Coppell junior wrestler Ava Payne does landmines during wrestling practice on March 4. Weight lifting bolsters athletes in countless ways by improving assets like strength as well as motivation and discipline.

Araceli Reynoso, Staff Writer

A powerful feeling pulses through your body as the barbell is lifted off the ground. Feet and hands are in place, and form is good. The barbell is now fully off the ground, and you are standing all the way up to complete the full motion of the deadlift.

It takes everything in you to keep going, to get another rep in. 

Form is one of the most important aspects of weightlifting ensures that someone is working the muscle they want, and at the best of their ability. It is also important to actively engage different muscles. Focusing on different aspects and muscles while constantly staying focused can make it challenging. Lifting isn’t something that is supposed to be easy.

“It’s more of the mentality and knowing that you’re only cheating yourself out of it if you don’t test your limits,” senior wrestler Jessica Mendez-Gil said.

Weightlifting increases strength and gives lifters the results that they want to see. Growing stronger and continuing with weight training can lead people to compete in powerlifting competitions.

Arguably one of the hardest parts about weightlifting is staying committed to the process.

“It’s made me more confident as a person,”  junior wrestler Ava Payne said. “To be able to know that you can lift heavy and you’ve worked hard enough to improve yourself, it really helps your confidence.” 

Weight training is on the rise and has become more popular, especially since gyms reopened from being closed due to COVID back in 2020. More and more people are coming to the gym to lift. Gym culture can be what you surround yourself with at the gym. The best people, equipment, and supplements. Some aspects of this culture include discipline, motivation, determination, and being intense and consistent.

“You have to push through the pain. You push through it and even though it sucks, in the end, you really see the results,” Payne said.
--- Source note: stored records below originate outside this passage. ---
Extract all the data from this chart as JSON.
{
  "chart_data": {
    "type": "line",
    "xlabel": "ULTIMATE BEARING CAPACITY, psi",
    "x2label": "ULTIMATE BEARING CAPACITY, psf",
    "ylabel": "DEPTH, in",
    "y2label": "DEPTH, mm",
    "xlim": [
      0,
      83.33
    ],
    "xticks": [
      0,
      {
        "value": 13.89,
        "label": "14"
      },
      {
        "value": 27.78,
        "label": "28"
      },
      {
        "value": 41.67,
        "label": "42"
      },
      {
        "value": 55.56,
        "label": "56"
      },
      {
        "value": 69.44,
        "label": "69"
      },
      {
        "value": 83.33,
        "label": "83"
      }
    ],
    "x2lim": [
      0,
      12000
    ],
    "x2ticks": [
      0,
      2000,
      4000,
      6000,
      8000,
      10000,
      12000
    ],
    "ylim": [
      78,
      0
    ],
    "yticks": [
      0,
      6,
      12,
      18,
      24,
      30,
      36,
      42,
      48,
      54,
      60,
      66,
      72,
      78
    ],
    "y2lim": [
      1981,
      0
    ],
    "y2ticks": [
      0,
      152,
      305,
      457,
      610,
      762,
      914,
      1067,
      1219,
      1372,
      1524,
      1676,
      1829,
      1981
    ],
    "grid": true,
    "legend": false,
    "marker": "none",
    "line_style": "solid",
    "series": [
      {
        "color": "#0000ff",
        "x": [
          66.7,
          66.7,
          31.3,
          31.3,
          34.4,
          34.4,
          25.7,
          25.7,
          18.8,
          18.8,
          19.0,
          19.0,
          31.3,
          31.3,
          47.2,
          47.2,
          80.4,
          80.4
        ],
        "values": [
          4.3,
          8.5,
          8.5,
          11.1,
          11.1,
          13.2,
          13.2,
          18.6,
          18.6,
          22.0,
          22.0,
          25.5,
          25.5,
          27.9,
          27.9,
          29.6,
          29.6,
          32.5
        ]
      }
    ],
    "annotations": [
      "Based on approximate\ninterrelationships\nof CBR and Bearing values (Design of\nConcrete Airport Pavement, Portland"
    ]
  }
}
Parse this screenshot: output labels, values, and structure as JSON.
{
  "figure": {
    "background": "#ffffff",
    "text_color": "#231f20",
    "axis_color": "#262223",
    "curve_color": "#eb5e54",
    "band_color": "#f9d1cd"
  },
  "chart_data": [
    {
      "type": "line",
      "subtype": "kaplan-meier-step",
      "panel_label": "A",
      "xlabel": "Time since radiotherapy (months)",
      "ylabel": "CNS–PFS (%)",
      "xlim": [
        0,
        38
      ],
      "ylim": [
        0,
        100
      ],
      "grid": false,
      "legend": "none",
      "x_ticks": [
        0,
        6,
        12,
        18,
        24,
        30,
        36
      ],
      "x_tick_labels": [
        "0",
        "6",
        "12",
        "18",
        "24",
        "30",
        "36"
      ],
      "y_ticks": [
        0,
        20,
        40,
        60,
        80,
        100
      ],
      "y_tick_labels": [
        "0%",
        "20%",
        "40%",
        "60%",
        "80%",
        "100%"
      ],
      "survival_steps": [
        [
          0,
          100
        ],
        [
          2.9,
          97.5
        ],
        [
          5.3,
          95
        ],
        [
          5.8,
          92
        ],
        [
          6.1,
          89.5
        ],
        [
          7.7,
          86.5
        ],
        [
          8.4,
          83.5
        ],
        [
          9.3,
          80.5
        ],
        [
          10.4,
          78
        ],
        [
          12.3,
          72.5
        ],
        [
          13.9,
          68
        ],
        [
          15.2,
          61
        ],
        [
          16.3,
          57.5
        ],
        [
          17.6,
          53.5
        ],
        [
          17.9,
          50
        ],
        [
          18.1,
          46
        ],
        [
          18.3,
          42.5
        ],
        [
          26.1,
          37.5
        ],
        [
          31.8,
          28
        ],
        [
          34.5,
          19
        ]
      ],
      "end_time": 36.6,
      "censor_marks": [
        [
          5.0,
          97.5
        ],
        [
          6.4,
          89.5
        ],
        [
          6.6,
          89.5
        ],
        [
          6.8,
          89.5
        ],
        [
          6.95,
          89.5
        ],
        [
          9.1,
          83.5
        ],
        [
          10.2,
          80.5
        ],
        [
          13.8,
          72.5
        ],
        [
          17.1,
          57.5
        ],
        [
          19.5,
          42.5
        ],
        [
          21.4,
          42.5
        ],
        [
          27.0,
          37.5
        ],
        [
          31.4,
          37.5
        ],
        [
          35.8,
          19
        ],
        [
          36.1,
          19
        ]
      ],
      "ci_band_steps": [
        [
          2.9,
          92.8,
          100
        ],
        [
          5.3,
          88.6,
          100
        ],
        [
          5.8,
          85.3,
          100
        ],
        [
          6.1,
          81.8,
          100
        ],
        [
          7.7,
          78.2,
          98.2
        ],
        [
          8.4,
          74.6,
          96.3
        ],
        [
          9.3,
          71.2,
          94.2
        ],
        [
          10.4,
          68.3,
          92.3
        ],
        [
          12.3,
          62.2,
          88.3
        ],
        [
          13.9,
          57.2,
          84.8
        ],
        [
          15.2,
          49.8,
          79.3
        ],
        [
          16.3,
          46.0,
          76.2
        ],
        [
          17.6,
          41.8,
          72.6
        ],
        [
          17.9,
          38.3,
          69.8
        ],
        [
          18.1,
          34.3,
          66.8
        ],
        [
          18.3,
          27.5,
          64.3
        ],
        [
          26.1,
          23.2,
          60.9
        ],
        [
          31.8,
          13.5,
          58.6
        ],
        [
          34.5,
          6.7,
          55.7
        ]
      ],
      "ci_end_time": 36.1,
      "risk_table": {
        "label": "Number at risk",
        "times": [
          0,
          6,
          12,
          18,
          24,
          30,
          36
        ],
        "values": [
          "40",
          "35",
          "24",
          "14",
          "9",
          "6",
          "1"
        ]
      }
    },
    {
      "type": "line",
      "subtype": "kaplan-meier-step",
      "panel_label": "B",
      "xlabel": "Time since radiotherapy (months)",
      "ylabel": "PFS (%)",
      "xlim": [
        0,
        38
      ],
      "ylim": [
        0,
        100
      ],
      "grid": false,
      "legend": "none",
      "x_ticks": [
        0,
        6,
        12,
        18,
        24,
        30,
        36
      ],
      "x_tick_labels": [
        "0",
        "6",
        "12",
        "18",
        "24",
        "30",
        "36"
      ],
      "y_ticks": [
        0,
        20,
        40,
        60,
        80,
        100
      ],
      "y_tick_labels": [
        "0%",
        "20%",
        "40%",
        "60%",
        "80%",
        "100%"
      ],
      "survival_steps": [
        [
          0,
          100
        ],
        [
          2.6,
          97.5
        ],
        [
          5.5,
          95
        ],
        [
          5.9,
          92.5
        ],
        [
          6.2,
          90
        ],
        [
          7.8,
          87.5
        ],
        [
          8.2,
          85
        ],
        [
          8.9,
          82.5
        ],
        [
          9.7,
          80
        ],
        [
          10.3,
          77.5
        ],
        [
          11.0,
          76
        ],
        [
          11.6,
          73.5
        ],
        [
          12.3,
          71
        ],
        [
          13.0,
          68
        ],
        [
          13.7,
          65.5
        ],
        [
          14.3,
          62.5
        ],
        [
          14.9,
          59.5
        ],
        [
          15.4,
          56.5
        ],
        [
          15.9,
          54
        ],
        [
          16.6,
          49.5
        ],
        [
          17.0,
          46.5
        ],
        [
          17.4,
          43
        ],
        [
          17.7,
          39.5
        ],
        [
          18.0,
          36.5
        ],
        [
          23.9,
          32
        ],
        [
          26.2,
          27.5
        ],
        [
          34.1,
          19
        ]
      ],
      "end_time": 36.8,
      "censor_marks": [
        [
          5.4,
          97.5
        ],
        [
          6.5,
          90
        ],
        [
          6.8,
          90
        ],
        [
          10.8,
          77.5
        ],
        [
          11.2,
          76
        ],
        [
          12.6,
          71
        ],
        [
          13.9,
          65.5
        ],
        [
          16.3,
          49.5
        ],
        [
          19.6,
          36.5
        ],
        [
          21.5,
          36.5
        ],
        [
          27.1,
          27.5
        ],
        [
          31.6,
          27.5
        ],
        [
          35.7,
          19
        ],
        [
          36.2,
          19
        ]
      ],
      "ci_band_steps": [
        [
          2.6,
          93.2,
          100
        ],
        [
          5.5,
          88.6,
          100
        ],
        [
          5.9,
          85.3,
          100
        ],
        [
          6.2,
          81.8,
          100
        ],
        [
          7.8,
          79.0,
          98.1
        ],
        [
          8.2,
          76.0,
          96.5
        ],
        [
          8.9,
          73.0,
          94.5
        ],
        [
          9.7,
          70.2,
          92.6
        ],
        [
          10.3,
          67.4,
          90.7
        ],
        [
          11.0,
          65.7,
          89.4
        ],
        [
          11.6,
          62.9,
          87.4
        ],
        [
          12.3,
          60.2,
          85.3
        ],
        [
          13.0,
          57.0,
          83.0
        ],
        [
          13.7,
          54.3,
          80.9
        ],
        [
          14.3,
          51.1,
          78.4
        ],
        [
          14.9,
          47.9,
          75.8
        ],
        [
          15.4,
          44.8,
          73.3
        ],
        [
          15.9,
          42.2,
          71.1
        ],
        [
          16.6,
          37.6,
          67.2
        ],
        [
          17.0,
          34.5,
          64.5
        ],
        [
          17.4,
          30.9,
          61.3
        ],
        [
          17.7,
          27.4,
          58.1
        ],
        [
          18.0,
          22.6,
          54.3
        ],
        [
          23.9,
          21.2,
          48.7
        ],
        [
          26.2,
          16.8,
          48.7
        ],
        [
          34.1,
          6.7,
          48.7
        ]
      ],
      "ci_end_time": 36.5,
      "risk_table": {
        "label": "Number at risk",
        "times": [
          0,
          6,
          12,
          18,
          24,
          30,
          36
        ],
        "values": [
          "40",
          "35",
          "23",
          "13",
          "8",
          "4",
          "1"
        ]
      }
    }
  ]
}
Many gym goers opt into new nutrition regulations in order to show more results and properly develop. Results do show, but only with patience and to make sure you are eating right. Protein is one of the most important muscle-building nutrients to eat, even without lifting.

For many sports, lifting helps a lot. This can be applied to wrestling since strength is a key factor. Strength can help to take down an opponent and to pin them to the mat.

“Weight lifting and gaining those muscles are really important to success,”  Payne said. “You can’t really succeed in wrestling without them.”

Coppell senior wrestlers Jessica Mendez-Gil and Scout Carrell spar during practice on March 4. Weight lifting bolsters athletes in countless ways by improving assets like strength as well as motivation and discipline. (Olivia Short)

Weightlifting also becomes helpful outside of the gym, and can make someone’s daily life easier.

“Lifting provides you with metabolic and structural adaptations that [have] long lasting benefits,” girls wrestling coach Maxine Lisot said. “I’ve learned how much I find refuge in consistently lifting every week, and that it provides me health and function when I make it a part of my lifestyle.”

While being in the gym, you learn more than just how to lift and become strong. You also become stronger as a person in all the right aspects, not just physically.

“You gain more than physical strength from weightlifting,” Lisot said. “You gain this awareness that you are capable of performing hard things and handling them.”